Senior Systems Engineer- Network Infrastructure

Nscale

5d•Onsite

About The Position

We are building next-generation AI infrastructure from the ground up. Our mission is to deliver highly performant, reliable, and scalable network clusters purpose-built for large-scale AI training and inference. As a startup, we operate with urgency, ownership, and a bias toward action.
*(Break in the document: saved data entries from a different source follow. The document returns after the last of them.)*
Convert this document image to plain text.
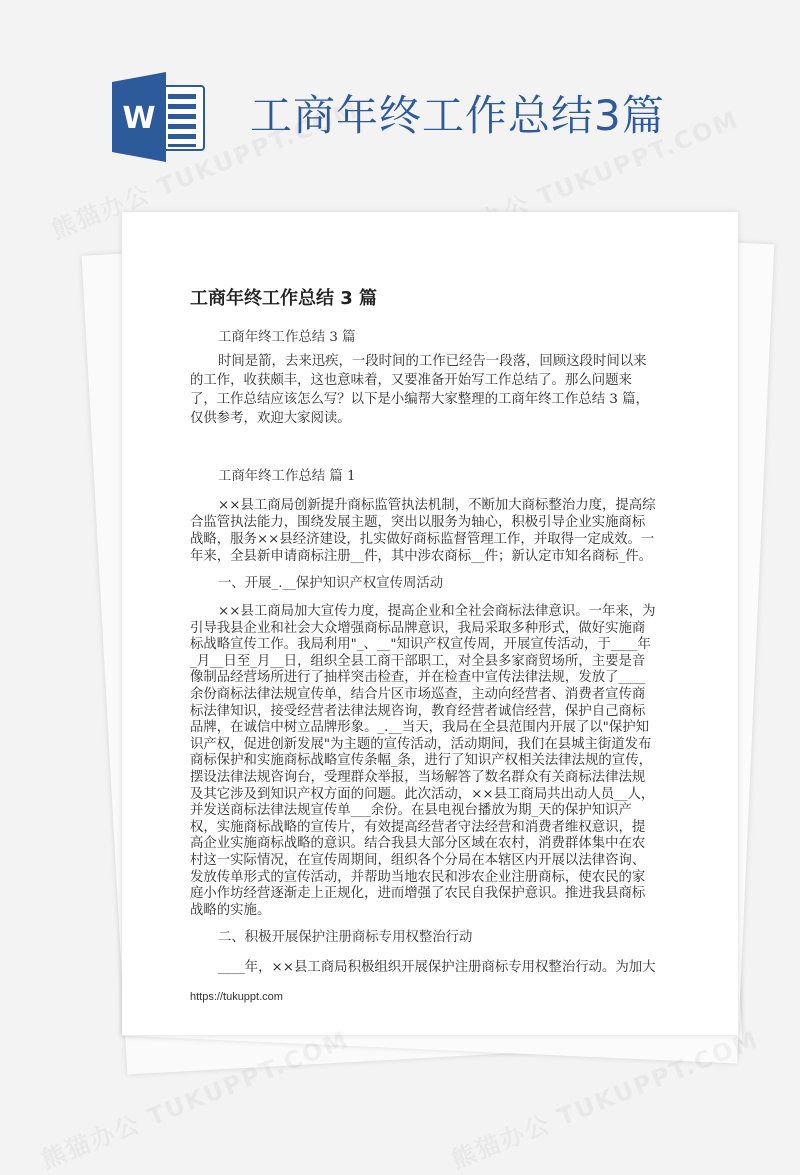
W 工商年终工作总结3篇
工商年终工作总结 3 篇
工商年终工作总结 3 篇
时间是箭，去来迅疾，一段时间的工作已经告一段落，回顾这段时间以来
的工作，收获颇丰，这也意味着，又要准备开始写工作总结了。那么问题来
了，工作总结应该怎么写？以下是小编帮大家整理的工商年终工作总结 3 篇，
仅供参考，欢迎大家阅读。
工商年终工作总结 篇 1
××县工商局创新提升商标监管执法机制，不断加大商标整治力度，提高综
合监管执法能力，围绕发展主题，突出以服务为轴心，积极引导企业实施商标
战略，服务××县经济建设，扎实做好商标监督管理工作，并取得一定成效。一
年来，全县新申请商标注册__件，其中涉农商标__件；新认定市知名商标_件。
一、开展_.__保护知识产权宣传周活动
××县工商局加大宣传力度，提高企业和全社会商标法律意识。一年来，为
引导我县企业和社会大众增强商标品牌意识，我局采取多种形式，做好实施商
标战略宣传工作。我局利用"_、__"知识产权宣传周，开展宣传活动，于____年
_月__日至_月__日，组织全县工商干部职工，对全县多家商贸场所，主要是音
像制品经营场所进行了抽样突击检查，并在检查中宣传法律法规，发放了____
余份商标法律法规宣传单，结合片区市场巡查，主动向经营者、消费者宣传商
标法律知识，接受经营者法律法规咨询，教育经营者诚信经营，保护自己商标
品牌，在诚信中树立品牌形象。_.__当天，我局在全县范围内开展了以"保护知
识产权，促进创新发展"为主题的宣传活动，活动期间，我们在县城主街道发布
商标保护和实施商标战略宣传条幅_条，进行了知识产权相关法律法规的宣传，
摆设法律法规咨询台，受理群众举报，当场解答了数名群众有关商标法律法规
及其它涉及到知识产权方面的问题。此次活动，××县工商局共出动人员__人，
并发送商标法律法规宣传单___余份。在县电视台播放为期_天的保护知识产
权，实施商标战略的宣传片，有效提高经营者守法经营和消费者维权意识，提
高企业实施商标战略的意识。结合我县大部分区域在农村，消费群体集中在农
村这一实际情况，在宣传周期间，组织各个分局在本辖区内开展以法律咨询、
发放传单形式的宣传活动，并帮助当地农民和涉农企业注册商标，使农民的家
庭小作坊经营逐渐走上正规化，进而增强了农民自我保护意识。推进我县商标
战略的实施。
二、积极开展保护注册商标专用权整治行动
____年，××县工商局积极组织开展保护注册商标专用权整治行动。为加大
https://tukuppt.com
We are assembling the foundational infrastructure that will power frontier AI workloads—and we’re looking for engineers who want to build it from zero to scale.

Requirements

5–8+ years in infrastructure engineering, hardware deployment, or data center operations.
Hands-on experience deploying network servers (HGX/DGX or similar platforms).
Experience with high-speed networking (InfiniBand, RoCE, Ethernet fabrics).
Strong Linux systems knowledge.
Experience troubleshooting distributed systems performance issues.
Comfortable working onsite in data center environments as needed.

Nice To Haves

Experience in AI/ML infrastructure or HPC environments.
Familiarity with NCCL, CUDA, RDMA.
Automation experience (Python, Ansible, Terraform, Bash).
Experience in high-density power and cooling environments.

Responsibilities

Execute end-to-end bringup of network nodes and racks from installation to production readiness.
Validate BIOS/BMC/firmware configurations and network health.
Perform rack-level integration including power, cabling, and airflow validation.
Bring up and validate high-speed network fabrics (InfiniBand, RoCE, 100–400G Ethernet).
Configure and validate leaf/spine network connectivity.
Run cluster-wide burn-in and stress testing.
Validate node-to-node performance (NCCL, RDMA, GPUDirect).
Troubleshoot hardware, firmware, and fabric-level issues.
Contribute to automation for provisioning and cluster validation.
Improve deployment playbooks and documentation.
Identify reliability issues early and drive corrective actions.
Help turn ad hoc deployments into repeatable systems.
Work closely with networking, systems software, and data center teams.
Coordinate with hardware vendors to resolve bringup issues.
Support rapid capacity expansion as we scale.